Seketika Maya dilema.

Beberapa waktu lalu ia bersedih, kini perasaan sedih itu setelah melepaskan seluruh perasaan sampah kegundahan pada saudara kembarnya, ia malah merasa ragu kembali.

Wajahnya kusut bagai baju katun belum disetrika. Lama-lama begini terus ia merasa pertambahan usia menuju monopause dalam hitungan hari.

Keyakinannya terhadap oknum-oknum pilihan para oma menjadi setipis sehelai rambut, ditambah dengan nuansa percintaan terong yang membuat Maya semakin enggan melanjutkan kencan buta.

Apa pilihan para oma yang salah atau nasibnya yang memang nihil dalam percintaan? Maya sedih memikirkan ini.
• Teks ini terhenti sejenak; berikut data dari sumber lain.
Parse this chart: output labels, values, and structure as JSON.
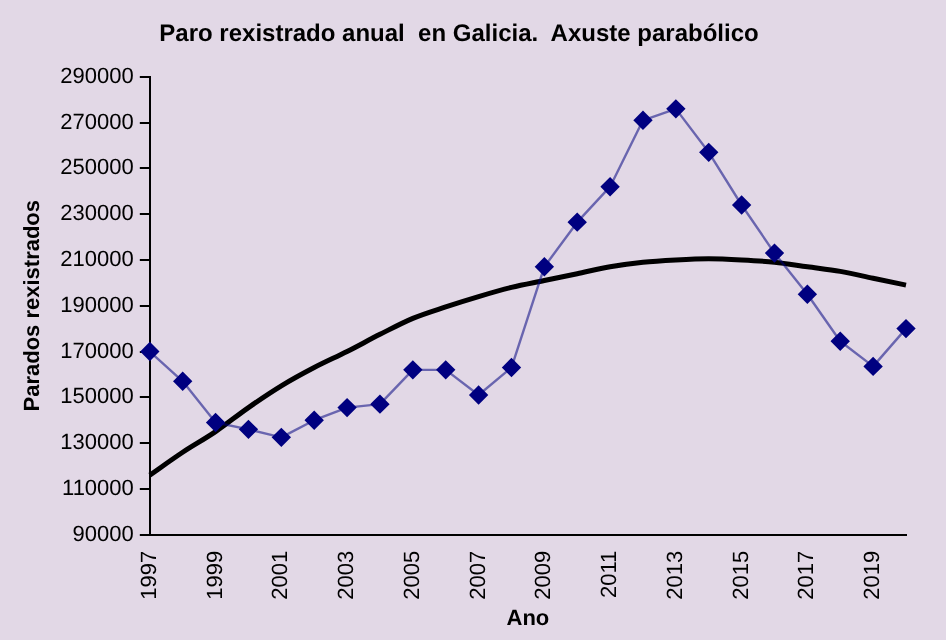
{
  "chart_data": {
    "type": "line",
    "title": "Paro rexistrado anual  en Galicia.  Axuste parabólico",
    "xlabel": "Ano",
    "ylabel": "Parados rexistrados",
    "categories": [
      "1997",
      null,
      "1999",
      null,
      "2001",
      null,
      "2003",
      null,
      "2005",
      null,
      "2007",
      null,
      "2009",
      null,
      "2011",
      null,
      "2013",
      null,
      "2015",
      null,
      "2017",
      null,
      "2019",
      null
    ],
    "series": [
      {
        "color": "#000080",
        "marker": "diamond",
        "values": [
          170000,
          157000,
          139000,
          136000,
          132500,
          140000,
          145500,
          147000,
          162000,
          162000,
          151000,
          163000,
          207000,
          226500,
          242000,
          271000,
          276000,
          257000,
          234000,
          213000,
          195000,
          174500,
          163500,
          180000
        ]
      },
      {
        "color": "#000000",
        "marker": "none",
        "values": [
          116000,
          126000,
          135000,
          145500,
          155000,
          163000,
          170000,
          177500,
          184500,
          189500,
          194000,
          198000,
          201000,
          204000,
          207000,
          209000,
          210000,
          210500,
          210000,
          209000,
          207000,
          205000,
          202000,
          199000
        ]
      }
    ],
    "ylim": [
      90000,
      290000
    ],
    "yticks": [
      90000,
      110000,
      130000,
      150000,
      170000,
      190000,
      210000,
      230000,
      250000,
      270000,
      290000
    ],
    "grid": false,
    "legend": false
  }
}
"Gimana kencan buta waktu itu, May?"

Maya menghentikan kegiatan merapikan meja makan begitu mendengar pertanyaan Sara. Ia sama sekali tidak menyangka bahwa para oma akan kembali mengungkit hal itu. Perihal kencan butanya.

"Pasti gagal, 'kan?" jawab Dara sarkastis tapi cahaya matanya seperti ada reaksi kesenangan.

Jangan bilang mereka benar-benar menikmati penderitaannya? Mata Maya menyipit, mengingat kilas balik pasangan kencan buta pilihan para oma; pertama-brondong muka badak tak bermodal, kedua-maniak kebersihan ekstrim, ketiga-brondong salesman pemaksa, keempat-pecinta terong tak berakhlaq.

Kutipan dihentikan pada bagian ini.